Jako pierwsi przed orlenowską komisją stawią się ministrowie skarbu i gospodarki. Termin przesłuchania - najbliższa sobota. I choć to sejmowi śledczy spijać będą medialną śmietankę, to przecież pracuje na nich sztab ludzi.
Kim zatem są ludzie z zaplecza intelektualnego komisji śledczej? Od strony organizacyjnej nad wszystkim czuwają 4 osoby z sekretariatu komisji. - Przygotowują prace komisji, spisują protokoły, zapewniają obsługę techniczną komisji, czyli trzymają wszystko w ryzach - mówi Tomasz Nałęcz, szef komisji śledczej badającej sprawę Rywina.

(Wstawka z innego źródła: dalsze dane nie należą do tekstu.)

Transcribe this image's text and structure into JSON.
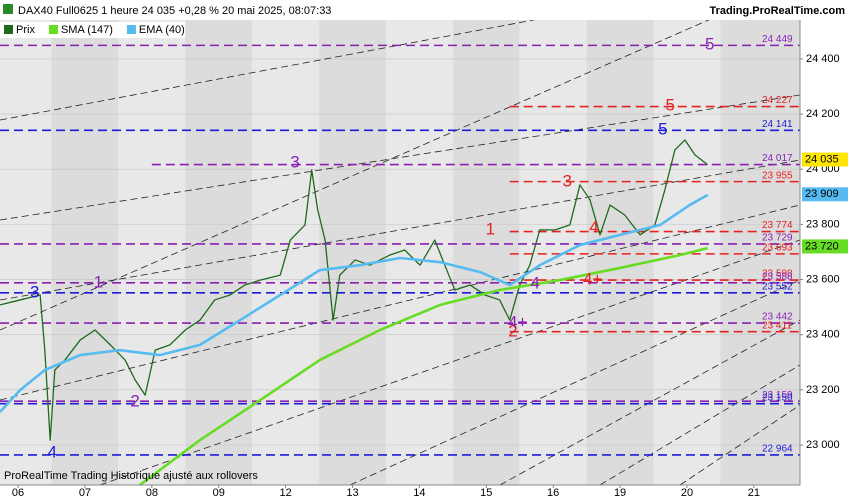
{
  "chart_data": {
    "type": "line",
    "title": "DAX40 Full0625 1 heure 24 035 +0,28 % 20 mai 2025, 08:07:33",
    "source": "Trading.ProRealTime.com",
    "footer": "ProRealTime Trading  Historique ajusté aux rollovers",
    "xlim": [
      -0.27,
      11.69
    ],
    "ylim": [
      22855,
      24541
    ],
    "xticks": [
      {
        "value": 0,
        "label": "06"
      },
      {
        "value": 1,
        "label": "07"
      },
      {
        "value": 2,
        "label": "08"
      },
      {
        "value": 3,
        "label": "09"
      },
      {
        "value": 4,
        "label": "12"
      },
      {
        "value": 5,
        "label": "13"
      },
      {
        "value": 6,
        "label": "14"
      },
      {
        "value": 7,
        "label": "15"
      },
      {
        "value": 8,
        "label": "16"
      },
      {
        "value": 9,
        "label": "19"
      },
      {
        "value": 10,
        "label": "20"
      },
      {
        "value": 11,
        "label": "21"
      }
    ],
    "yticks": [
      {
        "value": 23000,
        "label": "23 000"
      },
      {
        "value": 23200,
        "label": "23 200"
      },
      {
        "value": 23400,
        "label": "23 400"
      },
      {
        "value": 23600,
        "label": "23 600"
      },
      {
        "value": 23800,
        "label": "23 800"
      },
      {
        "value": 24000,
        "label": "24 000"
      },
      {
        "value": 24200,
        "label": "24 200"
      },
      {
        "value": 24400,
        "label": "24 400"
      }
    ],
    "series": [
      {
        "name": "Prix",
        "color": "#1e6b1e",
        "x": [
          -0.27,
          0.03,
          0.33,
          0.4,
          0.48,
          0.55,
          0.7,
          0.93,
          1.15,
          1.38,
          1.6,
          1.75,
          1.9,
          2.05,
          2.27,
          2.5,
          2.72,
          2.94,
          3.17,
          3.39,
          3.62,
          3.92,
          4.07,
          4.29,
          4.39,
          4.48,
          4.59,
          4.71,
          4.81,
          5.04,
          5.26,
          5.56,
          5.78,
          6.01,
          6.23,
          6.38,
          6.53,
          6.76,
          6.98,
          7.2,
          7.35,
          7.5,
          7.65,
          7.8,
          8.03,
          8.25,
          8.4,
          8.55,
          8.7,
          8.85,
          9.07,
          9.3,
          9.52,
          9.67,
          9.82,
          9.97,
          10.12,
          10.31
        ],
        "values": [
          23508,
          23526,
          23544,
          23344,
          23018,
          23272,
          23308,
          23381,
          23417,
          23363,
          23308,
          23236,
          23181,
          23344,
          23363,
          23417,
          23453,
          23526,
          23544,
          23580,
          23598,
          23616,
          23743,
          23798,
          23997,
          23852,
          23743,
          23453,
          23616,
          23671,
          23652,
          23689,
          23707,
          23652,
          23743,
          23652,
          23562,
          23580,
          23544,
          23526,
          23453,
          23580,
          23652,
          23780,
          23780,
          23798,
          23943,
          23889,
          23762,
          23870,
          23834,
          23762,
          23798,
          23925,
          24070,
          24106,
          24052,
          24016
        ]
      },
      {
        "name": "SMA (147)",
        "color": "#66dd22",
        "x": [
          1.82,
          2.72,
          3.62,
          4.51,
          5.41,
          6.31,
          7.2,
          8.1,
          9.0,
          9.9,
          10.31
        ],
        "values": [
          22855,
          23018,
          23163,
          23308,
          23417,
          23508,
          23562,
          23598,
          23642,
          23689,
          23714
        ]
      },
      {
        "name": "EMA (40)",
        "color": "#55bbf0",
        "x": [
          -0.27,
          0.03,
          0.4,
          0.93,
          1.52,
          2.12,
          2.72,
          3.32,
          3.92,
          4.51,
          5.11,
          5.71,
          6.31,
          6.91,
          7.35,
          7.8,
          8.4,
          9.0,
          9.6,
          10.04,
          10.31
        ],
        "values": [
          23120,
          23199,
          23272,
          23326,
          23344,
          23326,
          23363,
          23453,
          23544,
          23634,
          23652,
          23678,
          23663,
          23627,
          23580,
          23652,
          23725,
          23762,
          23798,
          23870,
          23907
        ]
      }
    ],
    "levels": [
      {
        "value": 24449,
        "label": "24 449",
        "color": "#8a1fb4",
        "start": -0.27
      },
      {
        "value": 24227,
        "label": "24 227",
        "color": "#e52222",
        "start": 7.35
      },
      {
        "value": 24141,
        "label": "24 141",
        "color": "#1c1cd8",
        "start": -0.27
      },
      {
        "value": 24017,
        "label": "24 017",
        "color": "#8a1fb4",
        "start": 2.0
      },
      {
        "value": 23955,
        "label": "23 955",
        "color": "#e52222",
        "start": 7.35
      },
      {
        "value": 23774,
        "label": "23 774",
        "color": "#e52222",
        "start": 7.35
      },
      {
        "value": 23729,
        "label": "23 729",
        "color": "#8a1fb4",
        "start": -0.27
      },
      {
        "value": 23693,
        "label": "23 693",
        "color": "#e52222",
        "start": 7.35
      },
      {
        "value": 23598,
        "label": "23 598",
        "color": "#e52222",
        "start": 7.35
      },
      {
        "value": 23588,
        "label": "23 588",
        "color": "#8a1fb4",
        "start": -0.27
      },
      {
        "value": 23552,
        "label": "23 552",
        "color": "#1c1cd8",
        "start": -0.27
      },
      {
        "value": 23442,
        "label": "23 442",
        "color": "#8a1fb4",
        "start": -0.27
      },
      {
        "value": 23411,
        "label": "23 411",
        "color": "#e52222",
        "start": 7.35
      },
      {
        "value": 23159,
        "label": "23 159",
        "color": "#8a1fb4",
        "start": -0.27
      },
      {
        "value": 23150,
        "label": "23 150",
        "color": "#1c1cd8",
        "start": -0.27
      },
      {
        "value": 22964,
        "label": "22 964",
        "color": "#1c1cd8",
        "start": -0.27
      }
    ],
    "price_labels": [
      {
        "value": 24035,
        "label": "24 035",
        "color": "#ffe600"
      },
      {
        "value": 23909,
        "label": "23 909",
        "color": "#55bbf0"
      },
      {
        "value": 23720,
        "label": "23 720",
        "color": "#66dd22"
      }
    ],
    "annotations": [
      {
        "text": "3",
        "color": "#1c1cd8",
        "x": 0.25,
        "y": 23551
      },
      {
        "text": "4",
        "color": "#1c1cd8",
        "x": 0.51,
        "y": 22971
      },
      {
        "text": "1",
        "color": "#8a1fb4",
        "x": 1.2,
        "y": 23588
      },
      {
        "text": "2",
        "color": "#8a1fb4",
        "x": 1.75,
        "y": 23156
      },
      {
        "text": "3",
        "color": "#8a1fb4",
        "x": 4.14,
        "y": 24023
      },
      {
        "text": "1",
        "color": "#e52222",
        "x": 7.06,
        "y": 23780
      },
      {
        "text": "2",
        "color": "#e52222",
        "x": 7.4,
        "y": 23410
      },
      {
        "text": "4",
        "color": "#8a1fb4",
        "x": 7.73,
        "y": 23584
      },
      {
        "text": "4+",
        "color": "#8a1fb4",
        "x": 7.47,
        "y": 23442
      },
      {
        "text": "3",
        "color": "#e52222",
        "x": 8.21,
        "y": 23954
      },
      {
        "text": "4",
        "color": "#e52222",
        "x": 8.61,
        "y": 23787
      },
      {
        "text": "4+",
        "color": "#e52222",
        "x": 8.59,
        "y": 23598
      },
      {
        "text": "5",
        "color": "#1c1cd8",
        "x": 9.64,
        "y": 24142
      },
      {
        "text": "5",
        "color": "#e52222",
        "x": 9.75,
        "y": 24230
      },
      {
        "text": "5",
        "color": "#8a1fb4",
        "x": 10.34,
        "y": 24451
      }
    ]
  }
}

Nie mniej ważna jest praca ekspertów i biegłych. - Na to trzeba zwrócić uwagę, aby to byli dobrzy fachowcy, ponieważ za ich pomocą można też wiele rzeczy zablokować - zwraca uwagę Zbigniew Wassermann, doświadczony już w boju członek komisji do spraw służb specjalnych.
Komisja to także stali doradcy. - Każdy członek powinien mieć swojego osobistego (doradcę - przyp. red.) - uważa Józef Gruszka, szef komisji, badającej aferę wokół PKN Orlen. - To są oczy, uszy i znaczna część umysłu - potwierdza Nałęcz.
Ale to i tak mało, bo w krajach o bogatej demokratycznej tradycji na posła-członka komisji pracuje kilka albo nawet kilkadziesiąt osób.
Ile będzie kosztować nas komisja śledcza? - Z pewnością będzie droższa niż ta badająca aferę Rywina - ocenia Tomasz Nałęcz. Może kosztować nawet 1 milion złotych.
- Nie licząc tych pieniędzy, które są normalnie przeznaczone na funkcjonowanie posłów, na funkcjonowanie prokuratorów, policjantów, to jest wydatek rzędu kilkuset tysięcy złotych - mówi szef pierwszej w historii sejmowej komisji śledczej.
Największym wydatkiem komisji ds. Rywina była warta ok. 200 tys. ekspertyza związków firm Rywina z telewizją.
Komisja Tomasza Nałęcza na co dzień korzystała z obsługi eksperckiej Sejmu. Ale w przypadku PKN Orlen to z pewnością nie wystarczy.
- Jeśli komisja ma dochodzić do konkretnych rezultatów, to trzeba się liczyć ze znacznie większymi nakładami - dodaje Nałęcz. Komisja śledcza ds. Rywina kosztowała podatników ok. 500 - 600 tys. zł.